TheboyinthestripedpyjamasThere is a major flaw at the center of The Boy in the Striped Pajamas: the main character is not believable. Bruno, the 9-year old son of a Nazi SS officer whose promotion to commandant of Auschwitz starts the book, is completely ignorant of the world he lives in. He doesn't know what a Jew is, how to pronounce "Furher," what "Heil Hitler" means, what a Star of David or a swastika is, or what the thousands of people behind the barbed wire fence behind his house are doing there.  This from a boy born in 1934, two years after Hitler rose to power and the son of a high-ranking Nazi who is not a German who went along to get along but was dedicated to eradicating Jews and who "the Fury had great plans for." This from a boy who, in the real world, would have been a member of the Hitler youth. This from a boy who would have heard friends, neighbors and strangers deriding Jews. This from a boy who would have seen a Star of David in Berlin.  This from a boy whose father wore a red, white and black armband on his arm every day. If Bruno would have been five or six then I might have bought it. But, he was a ridiculously immature nine-year old who I kept thinking wasn't so much an innocent as an idiot. Does Boyne expect the reader to believe Bruno's family would have kept their beliefs about Jews, the purity of the Aryan race and Nazi ideology secret? It's patently ridiculous. Bruno's father would have been indoctrinating him, not protecting him from the ideas. To keep that information from your children implies you are uncomfortable with the beliefs and nothing in the book indicated that was the case. So. That was the biggest issue, but not the only one. Shmuel, the boy Bruno meets through the fence because of course there is a large section that is never guarded, is unbelievable in his own way as well. This little boy prisoner can sneak away every day for over a year. And, it is easy enough for a half-starving child to lift the bottom of the chain-link fence enough to scoot under, but he never does. Nor does he ever tell any of his fellow prisoners about the unguarded spot with the wonky fence.  He never calls Bruno out in his ignorance. His father disappears and this little boy, who has lived in a death camp for at least a year, doesn't know where he went. He also doesn't know what happens to the prisoners who "march," but he never sees them return. Gosh, what could be happening to them?
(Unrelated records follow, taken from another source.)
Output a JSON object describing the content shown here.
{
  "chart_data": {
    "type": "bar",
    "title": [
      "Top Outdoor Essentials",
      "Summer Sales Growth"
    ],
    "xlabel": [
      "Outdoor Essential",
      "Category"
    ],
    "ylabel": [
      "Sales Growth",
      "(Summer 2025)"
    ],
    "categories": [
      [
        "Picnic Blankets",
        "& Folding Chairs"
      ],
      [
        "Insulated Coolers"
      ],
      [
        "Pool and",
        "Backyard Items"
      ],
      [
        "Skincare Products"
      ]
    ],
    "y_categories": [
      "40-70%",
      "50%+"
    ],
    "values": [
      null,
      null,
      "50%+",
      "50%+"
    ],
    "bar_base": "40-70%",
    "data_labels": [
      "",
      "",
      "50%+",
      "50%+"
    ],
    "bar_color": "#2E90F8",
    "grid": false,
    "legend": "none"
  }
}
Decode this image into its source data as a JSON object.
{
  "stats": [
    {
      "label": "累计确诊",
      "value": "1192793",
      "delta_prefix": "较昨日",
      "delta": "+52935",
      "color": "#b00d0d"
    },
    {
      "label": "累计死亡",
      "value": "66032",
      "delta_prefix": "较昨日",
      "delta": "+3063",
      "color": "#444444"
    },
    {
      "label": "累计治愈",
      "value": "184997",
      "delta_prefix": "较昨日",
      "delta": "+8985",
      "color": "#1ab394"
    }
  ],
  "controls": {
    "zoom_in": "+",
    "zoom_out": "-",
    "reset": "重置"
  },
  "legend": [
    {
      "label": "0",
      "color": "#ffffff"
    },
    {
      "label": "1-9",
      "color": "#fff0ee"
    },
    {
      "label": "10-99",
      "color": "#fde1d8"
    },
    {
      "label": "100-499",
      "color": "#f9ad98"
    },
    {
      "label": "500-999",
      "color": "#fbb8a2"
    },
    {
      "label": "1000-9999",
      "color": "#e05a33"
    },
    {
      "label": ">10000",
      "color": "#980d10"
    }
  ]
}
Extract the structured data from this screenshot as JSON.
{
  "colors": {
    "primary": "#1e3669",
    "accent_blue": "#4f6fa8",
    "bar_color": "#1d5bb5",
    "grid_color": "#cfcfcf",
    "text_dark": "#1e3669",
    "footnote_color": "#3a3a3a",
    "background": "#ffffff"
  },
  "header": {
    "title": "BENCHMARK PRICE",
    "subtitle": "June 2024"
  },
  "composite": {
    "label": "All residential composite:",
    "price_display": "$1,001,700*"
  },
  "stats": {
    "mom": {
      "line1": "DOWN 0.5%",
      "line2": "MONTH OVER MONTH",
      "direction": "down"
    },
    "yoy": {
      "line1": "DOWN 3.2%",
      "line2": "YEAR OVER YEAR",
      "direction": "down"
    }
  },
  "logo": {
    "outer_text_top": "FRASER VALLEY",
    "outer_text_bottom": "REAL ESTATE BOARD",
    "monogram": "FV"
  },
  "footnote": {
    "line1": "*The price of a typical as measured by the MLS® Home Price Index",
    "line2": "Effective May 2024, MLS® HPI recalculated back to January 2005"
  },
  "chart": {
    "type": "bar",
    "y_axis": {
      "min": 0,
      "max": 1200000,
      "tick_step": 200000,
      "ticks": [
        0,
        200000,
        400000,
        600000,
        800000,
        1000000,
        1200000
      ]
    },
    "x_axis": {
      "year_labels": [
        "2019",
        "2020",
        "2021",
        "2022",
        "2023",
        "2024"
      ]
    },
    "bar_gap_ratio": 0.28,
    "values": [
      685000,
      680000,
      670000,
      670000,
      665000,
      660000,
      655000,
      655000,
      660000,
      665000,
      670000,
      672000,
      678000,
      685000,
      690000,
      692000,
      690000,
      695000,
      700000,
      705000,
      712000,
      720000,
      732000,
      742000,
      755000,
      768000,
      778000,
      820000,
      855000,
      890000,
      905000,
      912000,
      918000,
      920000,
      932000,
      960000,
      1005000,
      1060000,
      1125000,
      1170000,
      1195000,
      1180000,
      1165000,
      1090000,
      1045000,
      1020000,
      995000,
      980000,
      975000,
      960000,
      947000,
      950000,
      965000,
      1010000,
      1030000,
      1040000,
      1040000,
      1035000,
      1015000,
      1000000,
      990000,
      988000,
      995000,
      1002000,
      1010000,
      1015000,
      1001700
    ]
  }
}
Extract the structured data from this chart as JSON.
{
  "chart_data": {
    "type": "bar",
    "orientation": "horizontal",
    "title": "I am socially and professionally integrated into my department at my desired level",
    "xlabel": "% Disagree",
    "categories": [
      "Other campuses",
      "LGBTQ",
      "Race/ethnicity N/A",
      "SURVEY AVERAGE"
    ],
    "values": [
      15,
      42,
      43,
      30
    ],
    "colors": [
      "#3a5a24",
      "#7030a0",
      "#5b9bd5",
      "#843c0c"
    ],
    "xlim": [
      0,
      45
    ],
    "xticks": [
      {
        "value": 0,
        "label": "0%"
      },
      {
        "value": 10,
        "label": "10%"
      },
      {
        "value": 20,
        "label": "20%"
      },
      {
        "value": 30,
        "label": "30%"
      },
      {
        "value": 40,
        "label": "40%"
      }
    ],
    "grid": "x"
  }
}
This book was on an end cap at Barnes and Noble titled, "What Every Teen Should Read." Really? It read more like it was written for a child. Boyne never said "Auschwitz," instead dumbing down his protagonist even more by having him mispronounce it "Out With." Boyne doesn't describe an act of violence against a Jew that Bruno witnesses and he, unbelievably, let Shmuel live after being caught by an SS officer stealing food from Bruno's kitchen. By skimming over the details, the climax of the book didn't have the visceral emotion it should have, or easily could have.

The Boy in the Striped Pajamas (★★) is a dumbed down version of the Holocaust, masquerading as a YA book. While there aren't any gross inaccuracies that I could see (I am, admittedly, not an expert), the mistakes are in what isn't said, what is glossed over and ignored in the guise of being from an unbelievable naive 9-year old boy's perspective.  The best you can hope for is your child or teen will ask questions because Lord knows, Boyne leaves lots of gaps. When they do, you can help educate them about one of the darkest eras in World History because the only thing that will keep us from repeating the mistakes of those before is not forgetting.